Well, how nice and neat and safe and heartwarming! We can all switch off and feel better. But what of proper, serious debate – what price good sense, humanity and reason? 'Dignity in (not) Dying' it certainly wasn't – more like 'Humiliation in Going-on-living, or Larkin's "Man hands on misery to man". (Incidentally, Zurich came across as predictably patronising and sanctimonious towards disabled people. But noticing the preponderance of Irish names involved – author, production credits etc – one rather suspects some religious pressure somewhere behind the scenes and the unconvincingly pat and moralistic 'argument'.)
On another note, if you ever listen to Feedback on BBC R4 you'll rapidly conclude it's a waste of time contacting Auntie with even the slightest whiff of criticism.

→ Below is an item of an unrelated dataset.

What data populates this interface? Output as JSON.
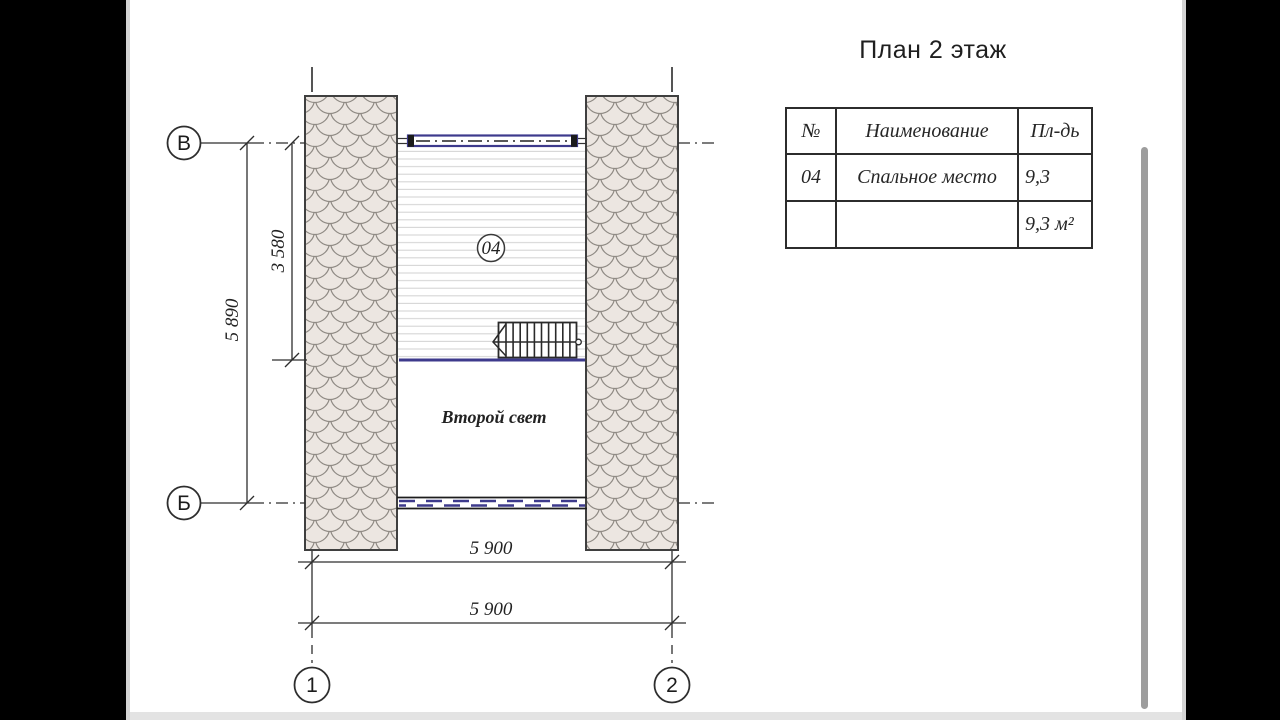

Listeners invariably get fobbed off with some statement that exudes defensive smugness, rather than any logical explanation, apology or (gawd forbid!) admission that a programme, producer or presenter might possibly have got something wrong, might perhaps have been partial, biassed or mistaken. Political correctness, waffle and avoidance of what the managers perceive as potentially controversial, will always win out.

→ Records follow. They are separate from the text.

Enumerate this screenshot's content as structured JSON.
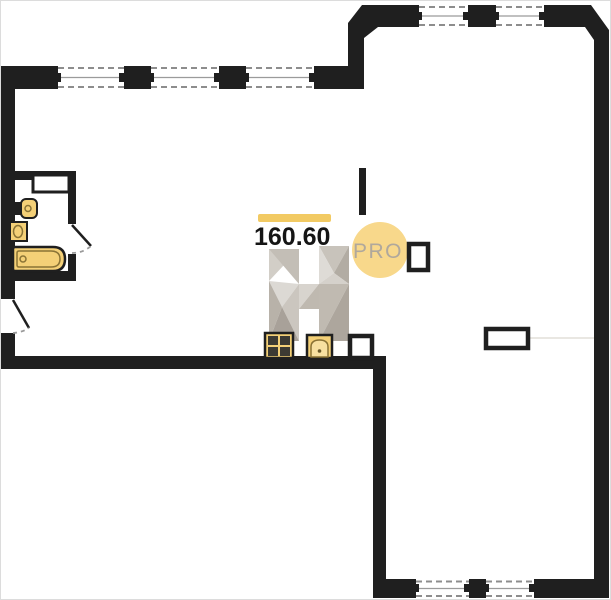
{
  "labels": {
    "area_value": "160.60",
    "badge": "PRO",
    "watermark_letter": "H"
  },
  "colors": {
    "walls": "#1f1f1f",
    "accent": "#f2ca63",
    "badge_fill": "#f8d88b",
    "badge_text": "#b0a89c",
    "fixtures": "#f4d077",
    "fixture_detail": "#8a7335",
    "window_dash": "#8d8d8d",
    "watermark_grays": [
      "#d2cec7",
      "#c3beb6",
      "#dcd9d4",
      "#b8b2a9",
      "#cbc6bf",
      "#a8a199"
    ]
  },
  "plan": {
    "type": "floor-plan",
    "total_area": "160.60",
    "bathroom_fixtures": [
      "washing-machine-niche",
      "toilet",
      "sink",
      "bathtub"
    ],
    "kitchen_fixtures": [
      "stove",
      "oven",
      "vent-shaft"
    ],
    "hall_fixtures": [
      "vent-shaft",
      "wall-niche"
    ],
    "windows": {
      "top_left_wall": 3,
      "top_right_wall": 2,
      "bottom_wall": 2
    },
    "doors": [
      "entrance-door",
      "bathroom-door"
    ]
  }
}
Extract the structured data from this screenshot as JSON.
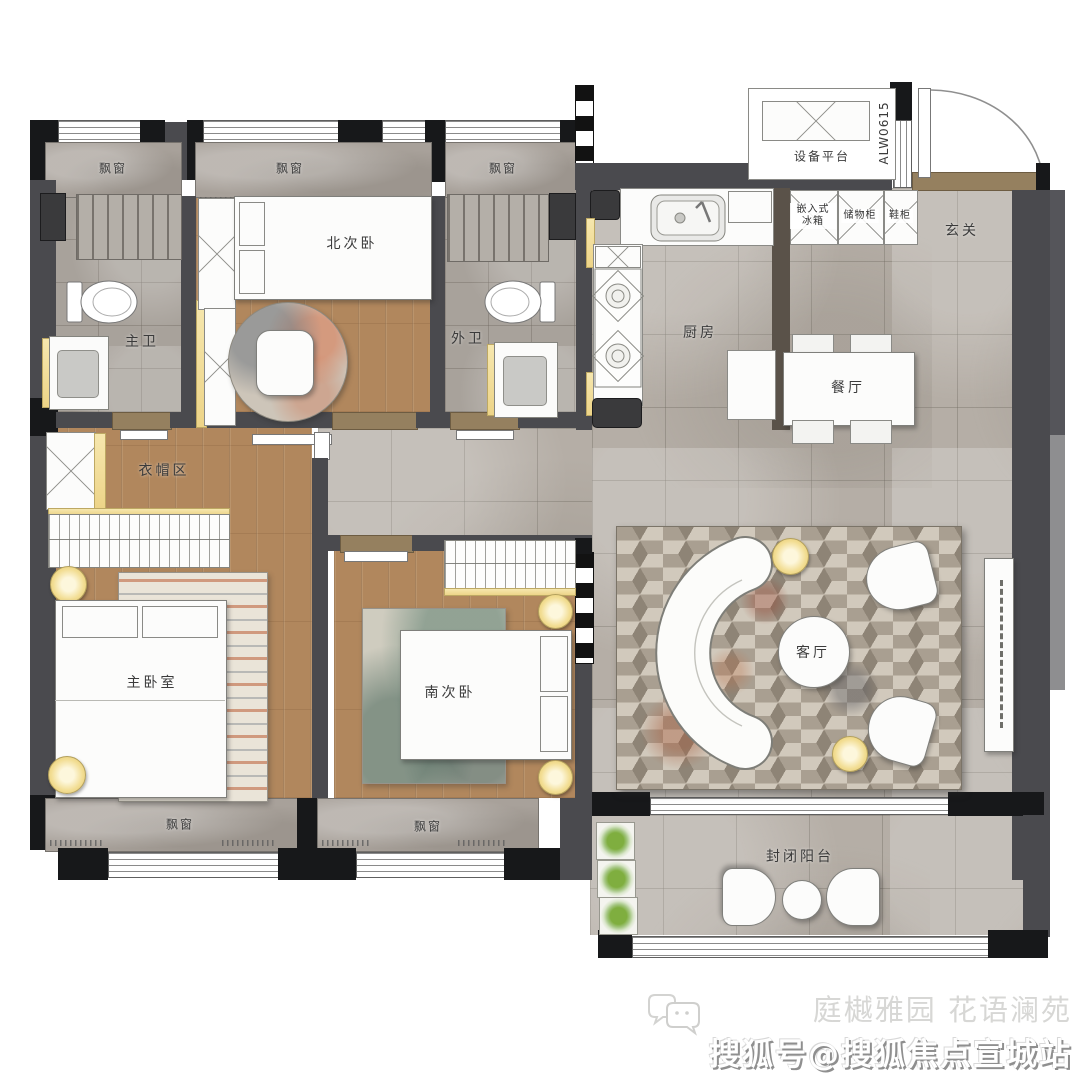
{
  "plan": {
    "rooms": {
      "north_bedroom": "北次卧",
      "master_bath": "主卫",
      "guest_bath": "外卫",
      "kitchen": "厨房",
      "foyer": "玄关",
      "dining": "餐厅",
      "equipment_platform": "设备平台",
      "cloakroom": "衣帽区",
      "master_bedroom": "主卧室",
      "south_bedroom": "南次卧",
      "living_room": "客厅",
      "balcony": "封闭阳台"
    },
    "features": {
      "bay_window": "飘窗",
      "window_code": "ALW0615",
      "built_in_fridge": "嵌入式冰箱",
      "storage_cabinet": "储物柜",
      "shoe_cabinet": "鞋柜"
    }
  },
  "watermark": {
    "project_names": "庭樾雅园 花语澜苑",
    "account": "搜狐号@搜狐焦点宣城站"
  },
  "colors": {
    "wall": "#4a4a4e",
    "column": "#17181a",
    "tile_floor": "#b5aea6",
    "wood_floor": "#b1875d",
    "accent_yellow": "#f2dd92",
    "plant_green": "#7fae3f"
  }
}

It leads to a feeble style of broadcasting – driven by a seemingly general dread of causing offence to somebody somewhere, to anybody anywhere! – and it has its inevitable consequences of fudging and cant. These are exemplified by numerous trailers and warnings about the strong language and possibly distressing issues raised in the programmes to follow. When there's a really important issue – life and death – to deal with, we deserve more honesty or at least something better than what we're currently being fed.